Wired Kids Summit Behind the Scenes


On Feb. 6, WiredSafety.org held the 8th Annual Wired Kids Summit at the Cannon Office complex in Washington, D.C. From 9:00-2:00 panels of Teenangels and Tweenangels participated in discussions in front of congressional and industry leaders, but that’s not the subject of this blog.

Today I want to give you a peak behind the scenes so that you have a better understanding of WiredSafety and the amazing people who volunteer their time and effort to keep people safe online. You'll have to excuse the picture quality because they were taken with a cell phone. Better pictures will be coming in later blogs.

WiredSafety is the world’s largest Internet help organization with more than 5000 volunteers world wide. Aside from their regular duties as volunteers, a dedicated core of individuals led by Parry Aftab, pull together to plan and execute this summit. Meeting places are secured, invitations and RSVPs are processed, hotel and travel arrangement are made for staff, teens, chapter leaders, and chaperones.

All of this brings us to one day before the summit when everyone converges on D.C. and heads to the Marriott where teen, staff, and chapter leaders will be briefed on the coming day’s activities and final preparations will be made for the event.

Aside from the briefings, there are two other activities lined up for the kids. They are given an opportunity to meet and network with their counterparts from around the country while munching of a never ending supply of fruits, snacks, drinks, and pizza, but it isn’t all fun and games. Things get serious was the focus is placed on one of the majore announcements to be made at the summit.

The Assumption School Tweenangels have started an anti-cyberbullying campaign that was just presented on the Tyra Banks Show. Reacting to the suicide of 13 year-old Megan Meier, the tweens have started the Megan’s Pledge Campaign. After explaining the program to the rest of the group, all of the kids had the opportunity to hear from Tina Meier, Megan’s mother, who will be acting as the Deputy Director of Megan’s Pledge.

I’ll cover the pledge in more detail as I write about the summit in a coming blog, but for now, let’s get back to the behind the scenes action. At 5:00 PM the teens headed back to their hotels for some relaxation and a core of about a half-dozen volunteers stayed behind to take care of the food, printed material, and other supplies needed for following day.

That groups broke up at about 12:30 AM, but with the adrenalin flowing, there probably wasn’t a lot of sleeping done that night. I know I was blogging a 4:30 AM and met Parry in the coffee shop at 6:00 AM. By 7:00 we were all piling into cars and taxis to begin setting up.

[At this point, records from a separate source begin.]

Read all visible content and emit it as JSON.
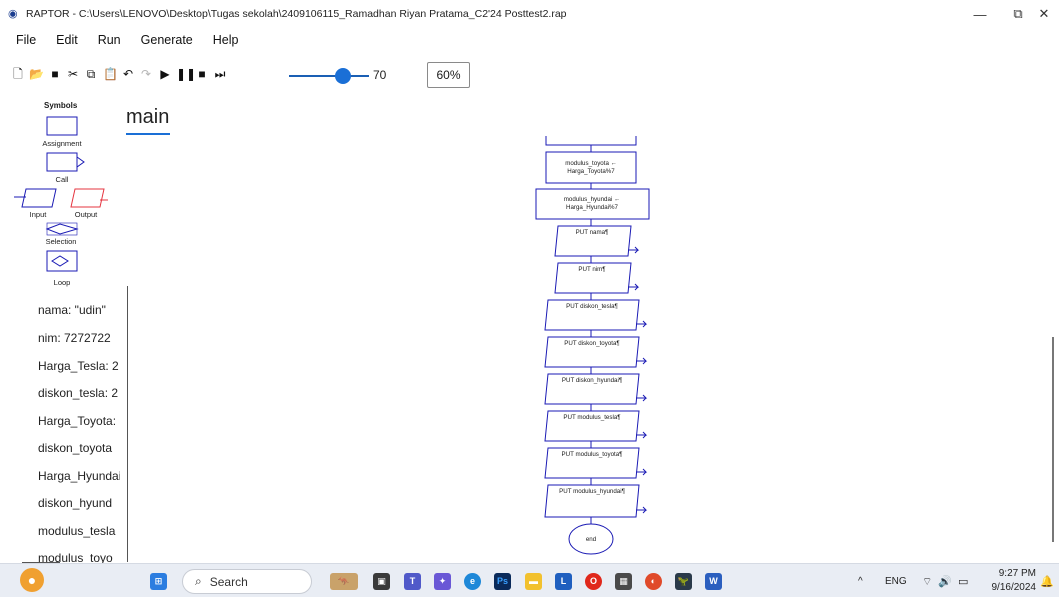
{
  "window": {
    "title": "RAPTOR - C:\\Users\\LENOVO\\Desktop\\Tugas sekolah\\2409106115_Ramadhan Riyan Pratama_C2'24 Posttest2.rap",
    "app_icon": "raptor-icon",
    "minimize": "—",
    "restore": "⧉",
    "close": "✕"
  },
  "menu": [
    "File",
    "Edit",
    "Run",
    "Generate",
    "Help"
  ],
  "toolbar": {
    "buttons": [
      "new-file-icon",
      "open-folder-icon",
      "save-icon",
      "cut-icon",
      "copy-icon",
      "paste-icon",
      "undo-icon",
      "redo-icon",
      "play-icon",
      "pause-icon",
      "stop-icon",
      "step-icon"
    ],
    "speed_value": "70",
    "speed_level": 0.7,
    "zoom": "60%"
  },
  "symbols": {
    "title": "Symbols",
    "items": [
      "Assignment",
      "Call",
      "Input",
      "Output",
      "Selection",
      "Loop"
    ]
  },
  "variables": [
    "nama: \"udin\"",
    "nim: 7272722",
    "Harga_Tesla: 2",
    "diskon_tesla: 2",
    "Harga_Toyota:",
    "diskon_toyota",
    "Harga_Hyundai",
    "diskon_hyund",
    "modulus_tesla",
    "modulus_toyo"
  ],
  "tab": {
    "label": "main"
  },
  "flowchart": {
    "assignments": [
      {
        "line1": "modulus_toyota ←",
        "line2": "Harga_Toyota%7"
      },
      {
        "line1": "modulus_hyundai ←",
        "line2": "Harga_Hyundai%7"
      }
    ],
    "outputs": [
      "PUT nama¶",
      "PUT nim¶",
      "PUT diskon_tesla¶",
      "PUT diskon_toyota¶",
      "PUT diskon_hyundai¶",
      "PUT modulus_tesla¶",
      "PUT modulus_toyota¶",
      "PUT modulus_hyundai¶"
    ],
    "end": "end"
  },
  "taskbar": {
    "search_placeholder": "Search",
    "tray": {
      "chevron": "^",
      "lang": "ENG",
      "time": "9:27 PM",
      "date": "9/16/2024"
    }
  },
  "colors": {
    "flow_stroke": "#1a1ab4",
    "output_stroke": "#e5343f",
    "accent": "#1a6fd6"
  }
}
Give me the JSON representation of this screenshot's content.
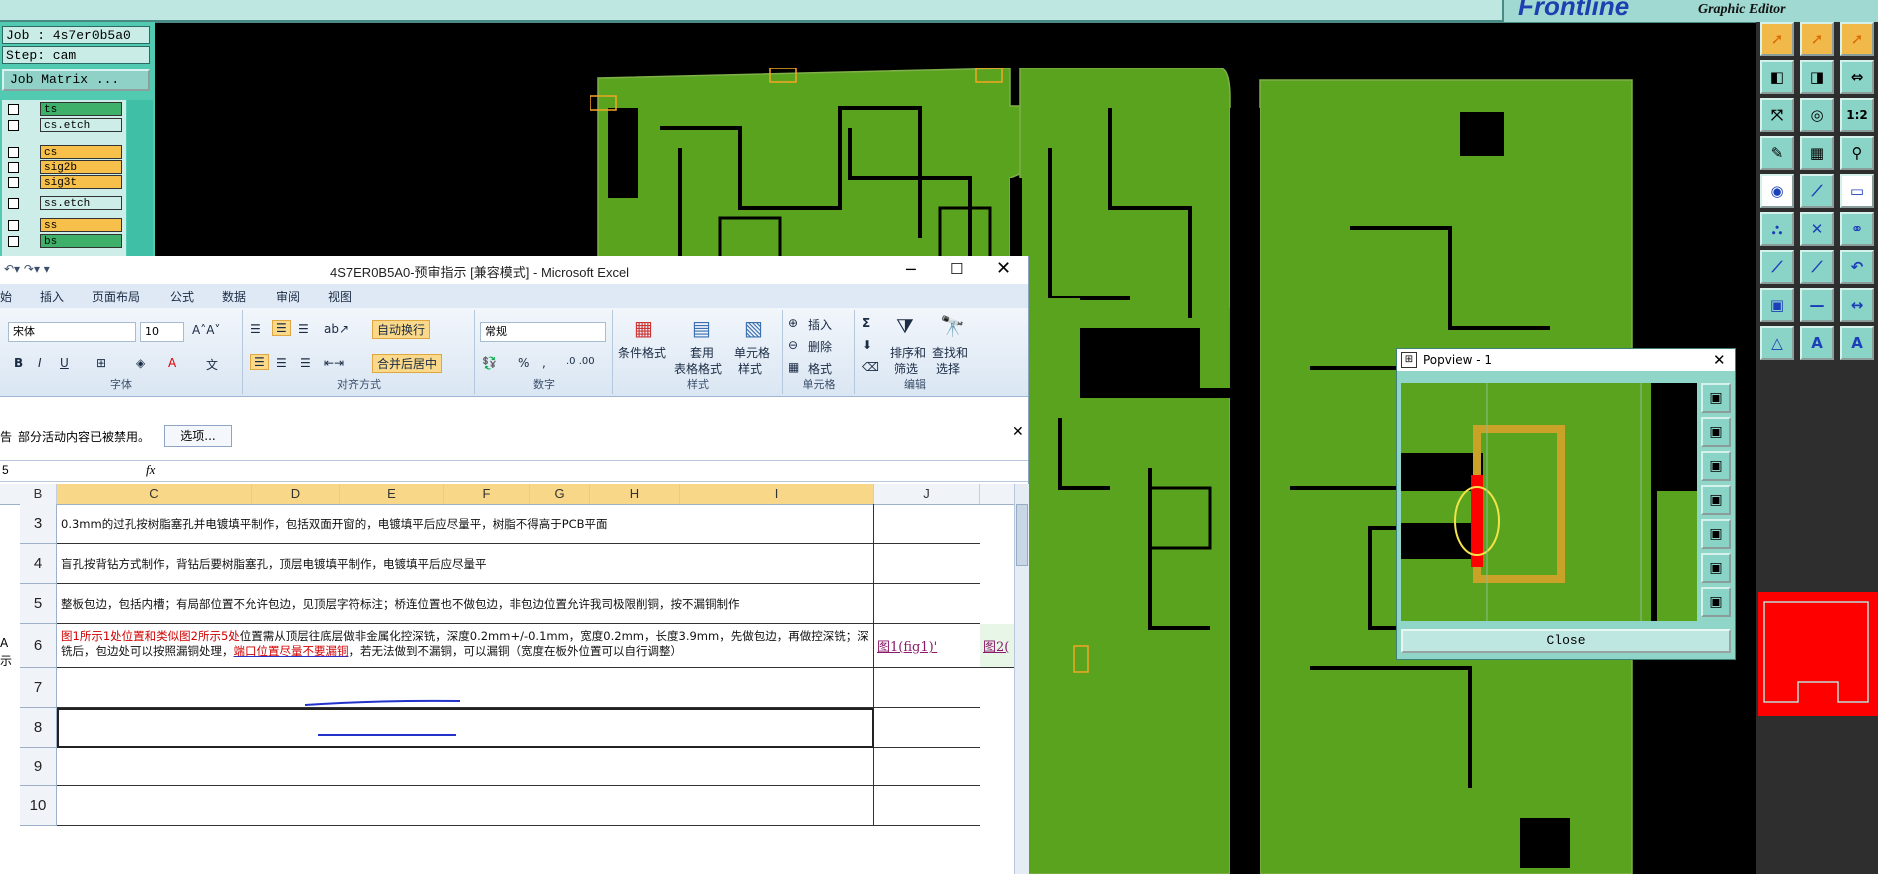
{
  "cam": {
    "job_label": "Job : 4s7er0b5a0",
    "step_label": "Step: cam",
    "job_matrix_button": "Job Matrix ...",
    "layers": [
      {
        "name": "ts",
        "color": "#3fb06a"
      },
      {
        "name": "cs.etch",
        "color": "#cdeee8"
      },
      {
        "name": "cs",
        "color": "#f7c04a"
      },
      {
        "name": "sig2b",
        "color": "#f7c04a"
      },
      {
        "name": "sig3t",
        "color": "#f7c04a"
      },
      {
        "name": "ss.etch",
        "color": "#cdeee8"
      },
      {
        "name": "ss",
        "color": "#f7c04a"
      },
      {
        "name": "bs",
        "color": "#3fb06a"
      }
    ],
    "brand": "Frontline",
    "brand_subtitle": "Graphic Editor",
    "toolbar_1to2_label": "1:2"
  },
  "excel": {
    "title": "4S7ER0B5A0-预审指示 [兼容模式] - Microsoft Excel",
    "tabs": [
      "始",
      "插入",
      "页面布局",
      "公式",
      "数据",
      "审阅",
      "视图"
    ],
    "font_name": "宋体",
    "font_size": "10",
    "wrap_text": "自动换行",
    "merge_center": "合并后居中",
    "number_format": "常规",
    "styles_buttons": {
      "conditional": "条件格式",
      "table_1": "套用",
      "table_2": "表格格式",
      "cell_style_1": "单元格",
      "cell_style_2": "样式"
    },
    "cells_buttons": {
      "insert": "插入",
      "delete": "删除",
      "format": "格式"
    },
    "edit_buttons": {
      "sort_1": "排序和",
      "sort_2": "筛选",
      "find_1": "查找和",
      "find_2": "选择"
    },
    "group_labels": {
      "font": "字体",
      "align": "对齐方式",
      "number": "数字",
      "styles": "样式",
      "cells": "单元格",
      "edit": "编辑"
    },
    "message_bar_prefix": "告",
    "message_bar_text": "部分活动内容已被禁用。",
    "options_button": "选项...",
    "name_box": "5",
    "fx": "fx",
    "columns": [
      "B",
      "C",
      "D",
      "E",
      "F",
      "G",
      "H",
      "I",
      "J"
    ],
    "row_side_label_1": "A",
    "row_side_label_2": "示",
    "rows": [
      {
        "num": "3",
        "text": "0.3mm的过孔按树脂塞孔并电镀填平制作，包括双面开窗的，电镀填平后应尽量平，树脂不得高于PCB平面"
      },
      {
        "num": "4",
        "text": "盲孔按背钻方式制作，背钻后要树脂塞孔，顶层电镀填平制作，电镀填平后应尽量平"
      },
      {
        "num": "5",
        "text": "整板包边，包括内槽；有局部位置不允许包边，见顶层字符标注；桥连位置也不做包边，非包边位置允许我司极限削铜，按不漏铜制作"
      },
      {
        "num": "6",
        "text_red_1": "图1所示1处位置和类似图2所示5处",
        "text_black_1": "位置需从顶层往底层做非金属化控深铣，深度0.2mm+/-0.1mm，宽度0.2mm，长度3.9mm，先做包边，再做控深铣；深铣后，包边处可以按照漏铜处理，",
        "text_red_2": "端口位置尽量不要漏铜",
        "text_black_2": "，若无法做到不漏铜，可以漏铜（宽度在板外位置可以自行调整）",
        "link_1": "图1(fig1)'",
        "link_2": "图2("
      },
      {
        "num": "7",
        "text": ""
      },
      {
        "num": "8",
        "text": ""
      },
      {
        "num": "9",
        "text": ""
      },
      {
        "num": "10",
        "text": ""
      }
    ]
  },
  "popview": {
    "title": "Popview - 1",
    "close_button": "Close"
  }
}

The teens piled out onto the sidewalk just in time to help unload two SUV’s and a pick-up truck full of food and equipment. A rather stern D.C. policeman didn’t like where we were parked and told us we had exactly 2 minutes to unload. Well it took a little more than two minutes but two dozen teen and a half-dozen adults managed to pile everything on the sidewalk. All that was left was to get everything to the entrance a half block away and three flights up. Everyone grabbed packages and lined up single file to go through security.

What a sight that must have been to Representatives and staffers who had priority and were ushered to the front of the line as they arrived. The security guards were efficient, friendly, and helpful and I was really amazed at how smoothly things went.

Once everything was upstairs, signs were hung, tables were set, and all the necessary preparations were made. There was not a single idle hand and we were ready to go.


This blog hardly does justice to the people and the amount of work that went into the summit. The hard work and dedication of the WiredSafety volunteers is impossible to quantify. I’m proud to be a part of the organization and to be able to contribute what I can.